Ya, I may be completely wrong, but didn't Winthrop play Duke a few years back in the first round. The outcome wasn't too close.


----------



## HKF (Dec 10, 2002)

TonyM said:


> Ya, I may be completely wrong, but didn't Winthrop play Duke a few years back in the first round. The outcome wasn't too close.


2002 in Greenville, SC.


----------



## TM (Jun 30, 2003)

hahahaha.... no wonder i remember it. i was at it


----------



## HKF (Dec 10, 2002)

TonyM said:


> hahahaha.... no wonder i remember it. i was at it


That helps. :biggrin:


----------



## HKF (Dec 10, 2002)

Winthrop and Charleston Southern for the Automatic Berth on Saturday.


----------



## HKF (Dec 10, 2002)

Recap:



> ROCK HILL, S.C. -- Torrell Martin scored 25 points and grabbed eight rebounds to lead Winthrop to a 78-64 victory over Birmingham-Southern in the semifinals of the Big South Conference Tournament Thursday.
> 
> The Eagles (26-5) will face Charleston Southern in the championship game with an automatic berth to the NCAA Tournament on the line. Winthrop has won 17 in a row and jumped out to an 42-26 lead at halftime.
> 
> ...


----------



## richardfitzwright (Nov 28, 2003)

WU will have a 14 if they win Saturday, with a shot at a 13. They have a 17 game winning streak, and if they're on, they can beat anyone, especially a 3 or 4 seed. 

Ask Maryland or UNC, who faced weaker WU teams and took them to the wire a couple years back, one going to OT.

WU has won 5 of the last 7 regular season titles and 4 of the last six tournament births. 5 of 7 after saturday.


----------



## Jamel Irief (May 19, 2002)

Just a note, all the games were played at a higher seed, not in Rock Hill.

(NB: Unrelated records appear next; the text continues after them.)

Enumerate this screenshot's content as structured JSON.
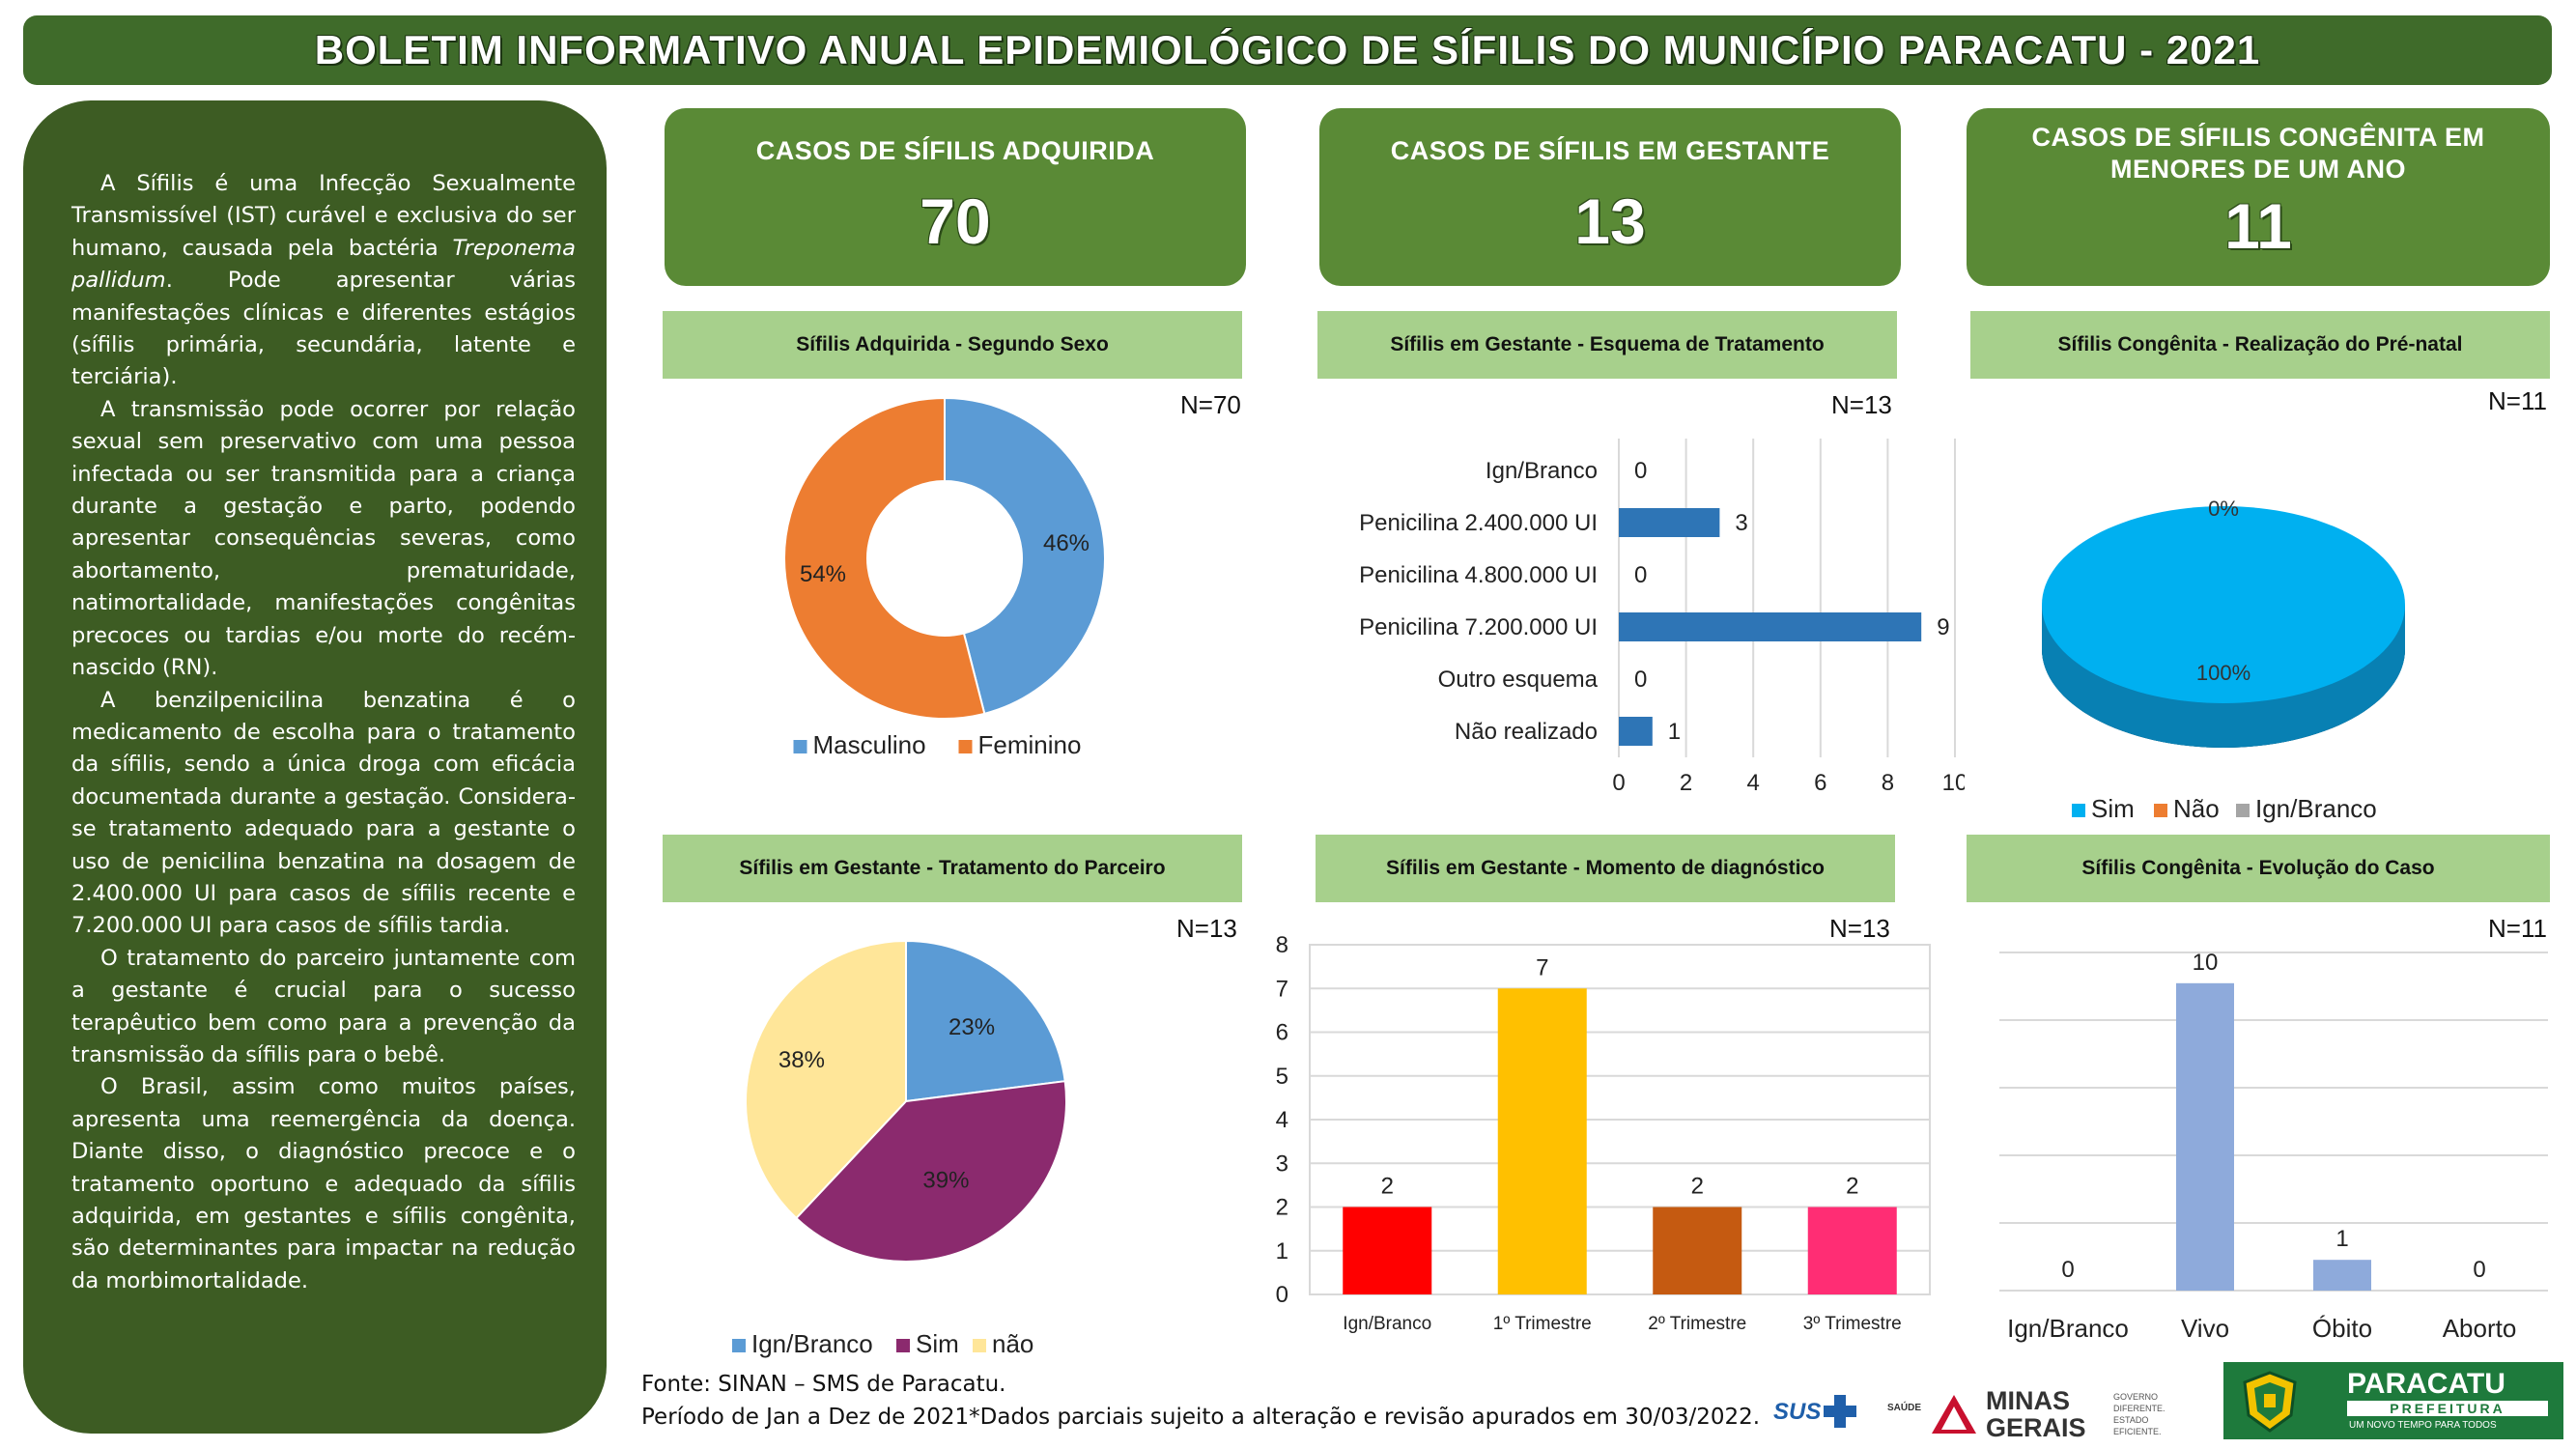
{
  "header": {
    "title": "BOLETIM INFORMATIVO ANUAL EPIDEMIOLÓGICO DE SÍFILIS DO MUNICÍPIO PARACATU - 2021"
  },
  "sidebar": {
    "paragraphs": [
      "A Sífilis é uma Infecção Sexualmente Transmissível (IST) curável e exclusiva do ser humano, causada pela bactéria Treponema pallidum. Pode apresentar várias manifestações clínicas e diferentes estágios (sífilis primária, secundária, latente e terciária).",
      "A transmissão pode ocorrer por relação sexual sem preservativo com uma pessoa infectada ou ser transmitida para a criança durante a gestação e parto, podendo apresentar consequências severas, como abortamento, prematuridade, natimortalidade, manifestações congênitas precoces ou tardias e/ou morte do recém-nascido (RN).",
      "A benzilpenicilina benzatina é o medicamento de escolha para o tratamento da sífilis, sendo a única droga com eficácia documentada durante a gestação. Considera-se tratamento adequado para a gestante o uso de penicilina benzatina na dosagem de 2.400.000 UI para casos de sífilis recente e 7.200.000 UI para casos de sífilis tardia.",
      "O tratamento do parceiro juntamente com a gestante é crucial para o sucesso terapêutico bem como para a prevenção da transmissão da sífilis para o bebê.",
      "O Brasil, assim como muitos países, apresenta uma reemergência da doença. Diante disso, o diagnóstico precoce e o tratamento oportuno e adequado da sífilis adquirida, em gestantes e sífilis congênita, são determinantes para impactar na redução da morbimortalidade."
    ]
  },
  "kpis": [
    {
      "label": "CASOS DE SÍFILIS ADQUIRIDA",
      "value": "70"
    },
    {
      "label": "CASOS DE SÍFILIS EM GESTANTE",
      "value": "13"
    },
    {
      "label": "CASOS DE SÍFILIS CONGÊNITA EM MENORES DE UM ANO",
      "value": "11"
    }
  ],
  "chart_data": [
    {
      "type": "pie",
      "title": "Sífilis Adquirida - Segundo Sexo",
      "n": "N=70",
      "donut": true,
      "categories": [
        "Masculino",
        "Feminino"
      ],
      "values": [
        46,
        54
      ],
      "labels": [
        "46%",
        "54%"
      ],
      "colors": [
        "#5b9bd5",
        "#ed7d31"
      ],
      "legend": "bottom"
    },
    {
      "type": "bar",
      "orientation": "horizontal",
      "title": "Sífilis em Gestante - Esquema de Tratamento",
      "n": "N=13",
      "categories": [
        "Ign/Branco",
        "Penicilina  2.400.000 UI",
        "Penicilina  4.800.000 UI",
        "Penicilina   7.200.000 UI",
        "Outro esquema",
        "Não realizado"
      ],
      "values": [
        0,
        3,
        0,
        9,
        0,
        1
      ],
      "xlim": [
        0,
        10
      ],
      "ticks": [
        0,
        2,
        4,
        6,
        8,
        10
      ],
      "color": "#2e75b6",
      "grid": "vertical"
    },
    {
      "type": "pie",
      "title": "Sífilis Congênita - Realização do Pré-natal",
      "n": "N=11",
      "style3d": true,
      "categories": [
        "Sim",
        "Não",
        "Ign/Branco"
      ],
      "values": [
        100,
        0,
        0
      ],
      "labels": [
        "100%",
        "0%"
      ],
      "colors": [
        "#00b0f0",
        "#ed7d31",
        "#a5a5a5"
      ],
      "legend": "bottom"
    },
    {
      "type": "pie",
      "title": "Sífilis em Gestante - Tratamento do Parceiro",
      "n": "N=13",
      "categories": [
        "Ign/Branco",
        "Sim",
        "não"
      ],
      "values": [
        23,
        39,
        38
      ],
      "labels": [
        "23%",
        "39%",
        "38%"
      ],
      "colors": [
        "#5b9bd5",
        "#8b2a6e",
        "#ffe699"
      ],
      "legend": "bottom"
    },
    {
      "type": "bar",
      "title": "Sífilis em Gestante - Momento de diagnóstico",
      "n": "N=13",
      "categories": [
        "Ign/Branco",
        "1º Trimestre",
        "2º Trimestre",
        "3º Trimestre"
      ],
      "values": [
        2,
        7,
        2,
        2
      ],
      "ylim": [
        0,
        8
      ],
      "ticks": [
        0,
        1,
        2,
        3,
        4,
        5,
        6,
        7,
        8
      ],
      "colors": [
        "#ff0000",
        "#ffc000",
        "#c55a11",
        "#ff2d74"
      ],
      "grid": "horizontal"
    },
    {
      "type": "bar",
      "title": "Sífilis Congênita - Evolução do Caso",
      "n": "N=11",
      "categories": [
        "Ign/Branco",
        "Vivo",
        "Óbito",
        "Aborto"
      ],
      "values": [
        0,
        10,
        1,
        0
      ],
      "ylim": [
        0,
        11
      ],
      "color": "#8eaadb",
      "grid": "horizontal"
    }
  ],
  "footer": {
    "source": "Fonte: SINAN – SMS de  Paracatu.",
    "period": "Período de Jan a Dez de 2021*Dados  parciais  sujeito a alteração e revisão apurados em 30/03/2022."
  },
  "logos": {
    "sus": "SUS",
    "saude": "SAÚDE",
    "mg_line1": "MINAS",
    "mg_line2": "GERAIS",
    "mg_tag1": "GOVERNO",
    "mg_tag2": "DIFERENTE.",
    "mg_tag3": "ESTADO",
    "mg_tag4": "EFICIENTE.",
    "paracatu": "PARACATU",
    "prefeitura": "PREFEITURA",
    "slogan": "UM NOVO TEMPO PARA TODOS"
  }
}
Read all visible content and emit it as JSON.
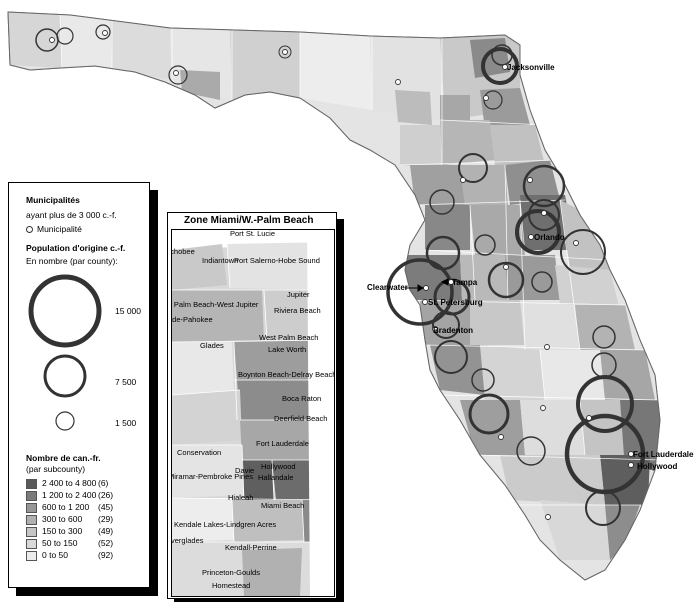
{
  "map": {
    "cities": [
      "Jacksonville",
      "Orlando",
      "Clearwater",
      "Tampa",
      "St. Petersburg",
      "Bradenton",
      "Fort Lauderdale",
      "Hollywood"
    ]
  },
  "legend": {
    "title_line1": "Municipalités",
    "title_line2": "ayant plus de 3 000 c.-f.",
    "municipality_label": "Municipalité",
    "pop_title": "Population d'origine c.-f.",
    "pop_subtitle": "En nombre (par county):",
    "circle_values": [
      "15 000",
      "7 500",
      "1 500"
    ],
    "class_title": "Nombre de can.-fr.",
    "class_subtitle": "(par subcounty)",
    "classes": [
      {
        "label": "2 400 to 4 800",
        "count": "(6)",
        "color": "#5a5a5a"
      },
      {
        "label": "1 200 to 2 400",
        "count": "(26)",
        "color": "#7a7a7a"
      },
      {
        "label": "600 to 1 200",
        "count": "(45)",
        "color": "#979797"
      },
      {
        "label": "300 to 600",
        "count": "(29)",
        "color": "#b0b0b0"
      },
      {
        "label": "150 to 300",
        "count": "(49)",
        "color": "#c6c6c6"
      },
      {
        "label": "50 to 150",
        "count": "(52)",
        "color": "#d9d9d9"
      },
      {
        "label": "0 to 50",
        "count": "(92)",
        "color": "#ececec"
      }
    ]
  },
  "inset": {
    "title": "Zone Miami/W.-Palm Beach",
    "labels": [
      "echobee",
      "Port St. Lucie",
      "Indiantown",
      "Port Salerno-Hobe Sound",
      "Jupiter",
      "al Palm Beach-West Jupiter",
      "Riviera Beach",
      "ade-Pahokee",
      "Glades",
      "West Palm Beach",
      "Lake Worth",
      "Boynton Beach-Delray Beach",
      "Boca Raton",
      "Deerfield Beach",
      "Fort Lauderdale",
      "Conservation",
      "Davie",
      "Hollywood",
      "Miramar-Pembroke Pines",
      "Hallandale",
      "Hialeah",
      "Miami Beach",
      "Kendale Lakes-Lindgren Acres",
      "Everglades",
      "Kendall-Perrine",
      "Princeton-Goulds",
      "Homestead"
    ]
  }
}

WU can give a team that isn't paint dependent a scare. They have som great guards in Shuler and Martin and a lot of depth. Louisville would be a great matchup for them, well as good of a matchup as you can get with a 3 vs 14. If they can just lose by less than 10 it would be great for the big south. They should be back next season as well, they aren't losing much in terms of graduation. But they might lose Marshall to East Carolina.


----------



## richardfitzwright (Nov 28, 2003)

Don't expect Marshall to leave WU for ECU unless ECU comes up with something lucrative. Marshall isn't going to jump to a bad, bad team in a borderline high major/mid major conference. He's talked about this recently in interviews.


----------